Le Département de la Sécurité intérieure (DHS) a confirmé, dans un avis publié ce 26 novembre 2025, la fin du Temporary Protected Status (TPS) pour Haïti à compter du 3 février 2026. Cette décision, signée par la secrétaire à la Sécurité intérieure Kristi Noem, vient clore plusieurs mois de bras de fer politique et judiciaire autour du sort de plusieurs centaines de milliers de ressortissants haïtiens installés légalement aux États-Unis sous ce statut humanitaire.

Dans son communiqué, le DHS explique que, après consultation avec d’autres agences fédérales, la secrétaire Noem a conclu qu’Haïti « ne répond plus aux exigences prévues par la loi » pour bénéficier du TPS et que permettre aux Haïtiens de rester temporairement sur le sol américain serait désormais « contraire à l’intérêt national des États-Unis ».

Un statut humanitaire qui s’achève le 3 février 2026

Le TPS est un dispositif prévu par la loi sur l’immigration américaine qui permet de protéger de l’expulsion les ressortissants de pays frappés par un conflit armé, une catastrophe naturelle ou des « conditions extraordinaires et temporaires ». Les bénéficiaires peuvent vivre et travailler légalement aux États-Unis pour une période déterminée, renouvelable.

Haïti avait été de nouveau désigné pour le TPS en 2021, puis prolongé en 2023 et 2024 en raison de la dégradation spectaculaire de la situation sécuritaire, économique et humanitaire. En juillet 2025, la secrétaire Noem avait déjà annoncé la fin du TPS haïtien à la date du 2 septembre 2025, avant qu’un juge fédéral ne la bloque, estimant qu’elle ne pouvait pas abréger une prolongation déjà accordée jusqu’au 3 février 2026.

La nouvelle annonce ne change donc pas la date butoir : le 3 février 2026 reste le jour où la protection spéciale prendra fin, mais le DHS entérine officiellement que le TPS ne sera pas renouvelé pour Haïti.

Un message explicite aux Haïtiens sous TPS : « préparez votre départ »

Le texte mis en ligne par l’USCIS (le service de citoyenneté et d’immigration) est sans ambiguïté : les Haïtiens actuellement protégés par le TPS et « qui n’ont aucun autre fondement légal de séjour » sont invités à « se préparer à quitter les États-Unis » à l’expiration de la désignation.

Dans le même communiqué, le DHS promeut ouvertement les outils de « départ volontaire » mis en place par l’administration du président Donald Trump, en particulier l’application mobile CBP Home, rebaptisée et élargie en 2025 dans le cadre du programme Project Homecoming.

Les autorités y voient un moyen « sûr et pratique » pour signaler sa sortie du territoire.
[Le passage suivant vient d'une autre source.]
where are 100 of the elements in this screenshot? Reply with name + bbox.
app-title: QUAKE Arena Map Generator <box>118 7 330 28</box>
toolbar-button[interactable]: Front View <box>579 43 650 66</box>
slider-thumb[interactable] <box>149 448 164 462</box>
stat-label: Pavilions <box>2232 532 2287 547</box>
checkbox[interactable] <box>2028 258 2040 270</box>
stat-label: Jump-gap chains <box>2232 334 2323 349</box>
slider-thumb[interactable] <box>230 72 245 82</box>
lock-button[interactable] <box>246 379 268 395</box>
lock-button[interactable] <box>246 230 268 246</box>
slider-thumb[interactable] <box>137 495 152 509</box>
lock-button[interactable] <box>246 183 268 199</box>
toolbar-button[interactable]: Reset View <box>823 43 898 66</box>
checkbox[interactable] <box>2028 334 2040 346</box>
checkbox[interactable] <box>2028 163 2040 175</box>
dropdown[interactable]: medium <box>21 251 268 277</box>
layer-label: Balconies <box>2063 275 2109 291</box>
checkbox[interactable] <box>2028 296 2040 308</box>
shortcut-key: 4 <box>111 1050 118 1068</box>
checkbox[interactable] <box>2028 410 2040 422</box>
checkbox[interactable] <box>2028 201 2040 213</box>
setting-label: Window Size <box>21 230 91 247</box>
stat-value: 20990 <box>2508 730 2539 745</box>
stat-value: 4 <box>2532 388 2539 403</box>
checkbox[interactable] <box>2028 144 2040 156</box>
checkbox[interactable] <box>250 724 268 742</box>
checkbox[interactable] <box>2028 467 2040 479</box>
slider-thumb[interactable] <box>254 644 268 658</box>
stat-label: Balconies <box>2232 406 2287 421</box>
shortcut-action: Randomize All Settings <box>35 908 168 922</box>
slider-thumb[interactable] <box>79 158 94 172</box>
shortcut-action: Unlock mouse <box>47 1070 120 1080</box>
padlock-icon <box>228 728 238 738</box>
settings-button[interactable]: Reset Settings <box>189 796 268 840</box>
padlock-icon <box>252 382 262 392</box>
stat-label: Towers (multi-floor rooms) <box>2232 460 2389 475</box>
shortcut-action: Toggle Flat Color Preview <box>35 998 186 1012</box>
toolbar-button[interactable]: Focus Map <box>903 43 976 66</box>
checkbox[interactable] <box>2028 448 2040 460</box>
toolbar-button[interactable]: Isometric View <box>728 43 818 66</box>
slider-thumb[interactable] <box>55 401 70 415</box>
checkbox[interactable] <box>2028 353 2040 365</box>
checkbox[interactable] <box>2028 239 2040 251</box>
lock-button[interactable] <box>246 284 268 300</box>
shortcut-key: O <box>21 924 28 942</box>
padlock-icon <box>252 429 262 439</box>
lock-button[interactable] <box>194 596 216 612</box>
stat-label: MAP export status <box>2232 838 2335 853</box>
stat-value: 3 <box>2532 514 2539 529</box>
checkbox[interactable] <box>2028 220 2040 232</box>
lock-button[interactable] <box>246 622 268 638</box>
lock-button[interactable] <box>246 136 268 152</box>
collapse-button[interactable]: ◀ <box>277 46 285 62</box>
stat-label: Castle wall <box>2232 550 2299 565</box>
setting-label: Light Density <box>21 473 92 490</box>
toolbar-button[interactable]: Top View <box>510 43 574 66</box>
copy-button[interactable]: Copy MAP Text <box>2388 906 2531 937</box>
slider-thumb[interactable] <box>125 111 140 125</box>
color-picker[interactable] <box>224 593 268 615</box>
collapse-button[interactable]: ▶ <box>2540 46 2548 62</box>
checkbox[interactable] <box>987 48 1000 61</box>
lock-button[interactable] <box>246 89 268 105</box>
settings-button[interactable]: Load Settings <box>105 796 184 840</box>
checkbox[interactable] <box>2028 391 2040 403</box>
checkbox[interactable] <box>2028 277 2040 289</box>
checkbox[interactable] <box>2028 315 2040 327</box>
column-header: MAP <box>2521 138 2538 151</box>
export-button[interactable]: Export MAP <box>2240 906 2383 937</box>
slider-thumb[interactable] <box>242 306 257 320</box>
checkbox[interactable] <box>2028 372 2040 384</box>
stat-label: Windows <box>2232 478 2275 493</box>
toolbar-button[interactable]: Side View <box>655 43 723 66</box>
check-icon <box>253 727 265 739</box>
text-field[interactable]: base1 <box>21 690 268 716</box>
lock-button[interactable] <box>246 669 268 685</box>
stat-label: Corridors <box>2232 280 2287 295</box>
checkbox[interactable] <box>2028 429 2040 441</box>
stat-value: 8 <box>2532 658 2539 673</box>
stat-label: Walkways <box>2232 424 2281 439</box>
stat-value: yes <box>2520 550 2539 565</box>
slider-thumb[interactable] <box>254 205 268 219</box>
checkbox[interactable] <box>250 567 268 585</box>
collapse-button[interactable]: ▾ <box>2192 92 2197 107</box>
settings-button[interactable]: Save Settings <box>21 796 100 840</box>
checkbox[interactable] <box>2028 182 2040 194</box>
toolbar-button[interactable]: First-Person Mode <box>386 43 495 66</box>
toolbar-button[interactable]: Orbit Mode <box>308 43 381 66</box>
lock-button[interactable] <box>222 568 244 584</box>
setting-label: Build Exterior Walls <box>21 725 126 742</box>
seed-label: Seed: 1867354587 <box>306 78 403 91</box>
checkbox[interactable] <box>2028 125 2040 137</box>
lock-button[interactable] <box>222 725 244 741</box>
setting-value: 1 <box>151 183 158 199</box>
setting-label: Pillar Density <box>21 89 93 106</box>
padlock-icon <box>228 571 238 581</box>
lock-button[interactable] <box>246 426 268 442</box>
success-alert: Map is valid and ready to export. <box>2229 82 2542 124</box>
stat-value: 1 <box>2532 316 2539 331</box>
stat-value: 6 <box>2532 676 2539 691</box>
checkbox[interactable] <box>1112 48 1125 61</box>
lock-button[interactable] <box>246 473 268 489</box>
Les personnes qui acceptent de se « self-déporter » via l’application se voient promettre, selon les documents officiels du DHS et de la CBP :

  • un billet d’avion pris en charge ou une aide au voyage,
  • un « exit bonus » de 1 000 dollars versé après confirmation du départ,
  • la remise ou l’atténuation de certaines amendes civiles,
  • et la possibilité, sous certaines conditions, de présenter plus tard une demande d’immigration légale.

Des organisations de défense des droits des migrants dénoncent toutefois un dispositif de pression à la « self-deportation », estimant que ces incitations financières masquent une stratégie visant à pousser les étrangers à quitter d’eux-mêmes le pays plutôt que d’assumer politiquement des expulsions de masse.

Des centaines de milliers d’Haïtiens potentiellement concernés

Les estimations varient, mais les juristes et associations parlent de plusieurs centaines de milliers de personnes directement ou indirectement touchées. Des analyses indépendantes évoquent jusqu’à 500 000 Haïtiens protégés, si l’on inclut les différents volets de TPS et les familles mixtes vivant sous ce régime au fil des années.

Beaucoup résident aux États-Unis depuis longtemps, ont des enfants citoyens américains, un emploi stable, un logement, et ont construit leur vie autour de ce statut renouvelé à plusieurs reprises depuis le séisme de 2010, puis les vagues successives de violence et de crises politiques.

La décision du DHS signifie qu’à partir du 3 février 2026 :

  • les permis de travail liés au TPS ne pourront plus être renouvelés,
  • la protection contre l’expulsion prendra fin,
  • et ceux qui n’auront pas obtenu un autre statut (asile, carte verte par la famille, etc.) se retrouveront en situation irrégulière ou devront quitter le territoire.

Les avocats spécialisés anticipent une forte demande de consultations juridiques à mesure que la date approchera, mais préviennent que les voies légales alternatives sont limitées et complexes.

Un contraste frappant avec la réalité en Haïti

La justification avancée par le DHS repose sur l’idée que Haïti ne présente plus des « conditions extraordinaires et temporaires » empêchant le retour en sécurité de ses ressortissants. Kristi Noem et l’administration Trump défendent la thèse d’un pays suffisamment stabilisé pour accueillir ses nationaux.

Pourtant, de nombreux rapports internationaux dressent un tableau diamétralement opposé :

  • plus de 5 000 homicides attribués aux gangs en un an,
  • près de 90 % de Port-au-Prince contrôlés par des groupes armés,
  • plus d’un million de déplacés internes,
  • et près de la moitié de la population ayant besoin d’aide humanitaire, selon les données citées par des élus du Congrès dans une lettre adressée à Kristi Noem en mars 2025.

Dans cette missive, des parlementaires, dont la représentante Ayanna Pressley, dénonçaient déjà la tentative de mettre fin prématurément au TPS haïtien en 2025, y voyant une décision « en contradiction avec les preuves écrasantes que Haïti reste un pays profondément dangereux pour ses habitants ».

Un tournant politique majeur pour la communauté haïtienne

La fin programmée du TPS pour Haïti s’inscrit dans une recomposition plus large de la politique migratoire du président Donald Trump et de la secrétaire Noem, qui ont déjà mis un terme à des protections similaires pour d’autres pays comme le Venezuela ou Cuba.

Pour la diaspora haïtienne, notamment en Floride, au Massachusetts et à New York, la date du 3 février 2026 devient un horizon angoissant :

  • certains envisagent des déménagements internes vers des États perçus comme plus protecteurs,
  • d’autres cherchent en urgence une autre base légale pour rester,
  • beaucoup craignent une explosion des départs forcés ou « volontaires », avec des familles déchirées et des enfants citoyens américains confrontés à des choix impossibles.

Sur le plan politique, les appels se multiplient déjà pour demander au Congrès de revenir sur la décision ou de créer un mécanisme de régularisation permanente pour les bénéficiaires de longue date. Mais pour l’heure, le signal envoyé par le DHS est clair : sauf revirement législatif ou judiciaire, le TPS pour Haïti s’arrêtera bien le 3 février 2026.